Deployment failure - Could not create retry file 'deploy.retry'

anguspaterson · August 25, 2016, 5:12pm

Hi Roots people,

I am currently having issues with deployment to production server.

I’ve triple checked all settings in group_vars and all seem correct.
I have also checked my public key and permissions and am able to ssh onto the server without problem.

On deployment - no dice and i am seeing the below message:

Any ideas?

fullyint · August 25, 2016, 5:43pm

If you’re on a mac could you run ssh-add -K ~/.ssh/id_rsa (may need to edit/adjust private key name) then try the deploy again?

Otherwise, could you give us a jumpstart on debugging by sharing what you’ve tried so far? There are many discourse threads with many possible suggestions for UNREACHABLE.

It is often particularly helpful to share the full verbose output from this command:

ansible-playbook deploy.yml -e "env=production site=example.com" -vvvv

anguspaterson · August 25, 2016, 10:12pm

Hi fullyint,

Thanks for the response & apologies for not sharing a huge amount of info.

So far all i’ve done is to double check that all info is correct in the vars files and see if I can ssh which i can. Attached is an image showing the output as requested above.
I also tried ssh-add -K ~/.ssh/id_rsa and no luck.
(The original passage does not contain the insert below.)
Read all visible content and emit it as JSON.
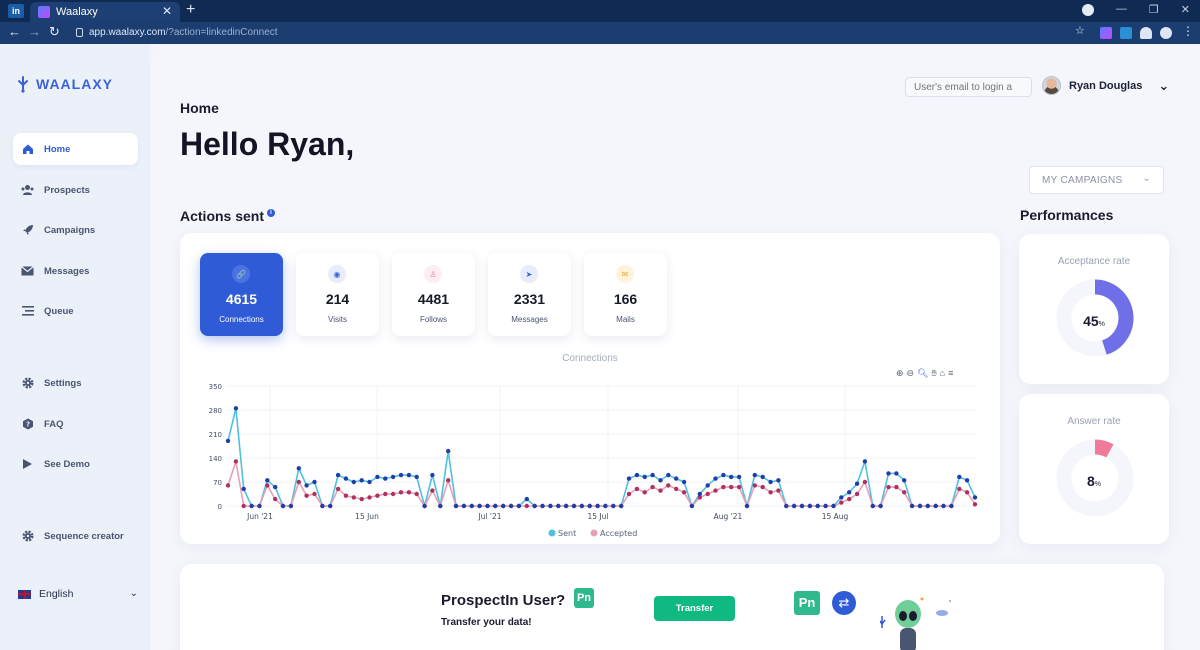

Apologies for the somewhat amateur level of debugging - i’m just getting into this new but excellent work flow

anguspaterson · August 25, 2016, 11:09pm

Hi Phil,

Still having a crack at this.
As per the above my ansible.cfg looks like this:

[defaults]
roles_path = vendor/roles
force_handlers = True

[ssh_connection]
ssh_args = -o ForwardAgent=yes -o ControlMaster=auto -o ControlPersist=60s

I’m guessing i need to add my hosts to this?

fullyint · August 25, 2016, 11:28pm

Trellis version. I’m guessing you are on a version of Trellis from before roots/trellis#544 (April 2, 2016). If you are not on the latest, I strongly recommend updating your Trellis to the latest HEAD, which will

accommodate Ansible 2.1.1.0 (roots/trellis#631)
accommodate Ubuntu 16.04 (DO default) (roots/trellis#626) and its superior HTTP2
accommodate WP 4.6 (roots/trellis#640)

Provisioning vs. deploying. For production, there are two parts to Trellis.

Provisioning. The server.yml playbook performs the basic setup of your server so that it is ready to host your site. Although the server.yml playbook must be run first, before deployment, you won’t need to run it often.
Deployment. The deploy.yml playbook deploys your latest project code from your repo and should be run as often as you have new project code to deploy.

Did you provision your server before attempting to deploy? That is, did you run
ansible-playbook server.yml -e env=production
before running ./deploy.sh production disruptivehr.co.uk ? If not, that would account for the Failed to connect to the host via ssh. The web user that is used for deploys would not yet have been created on the remote, so the connection would fail. The web user is created on the initial run of server.yml.

Hosts. Your second screenshot shows a different error: skipping: no hosts matched. The deploy.yml and server.yml playbooks attempt to connect to the hosts matching the pattern web:&{{ env }}, which is web:&production in this case. This means “match hosts that are simultaneously listed in the web and production groups.”

You error skipping: no hosts matched indicates that you do not have a host satisfying those match criteria. Could you ensure that your Trellis file hosts/production looks like this:

#hosts/production

# Add each host to the [production] group and to a "type" group such as [web] or [db].
# List each machine only once per [group], even if it will host multiple sites.

[production]
46.101.89.138

[web]
46.101.89.138

Then you should no longer get the skipping: no hosts matched problem.

ansible.cfg. Trellis typically does not require you to add anything to ansible.cfg.

SSH. If the ideas above don’t resolve the issue, could you share what your command is for your manual ssh? I’m interested to know which user name can connect. Is it ssh root@46.101.89.138? After you run server.yml as described above, you should be able to ssh web@46.101.89.138. For info on users that will run each playbook, and their ssh keys, etc., see the SSH-keys docs.

Posting code. Screenshots can be preferable in many cases, but for the issues addressed in roots discourse it is typically preferable to post code/output in code blocks, using the triple backtick (`) code fence on a separate line above and below your code. I like that just because it is searchable and can accommodate long scrolling logs without requiring readers to zoom screenshot images etc. Your screenshots above are perfectly legible. I just mention it for future.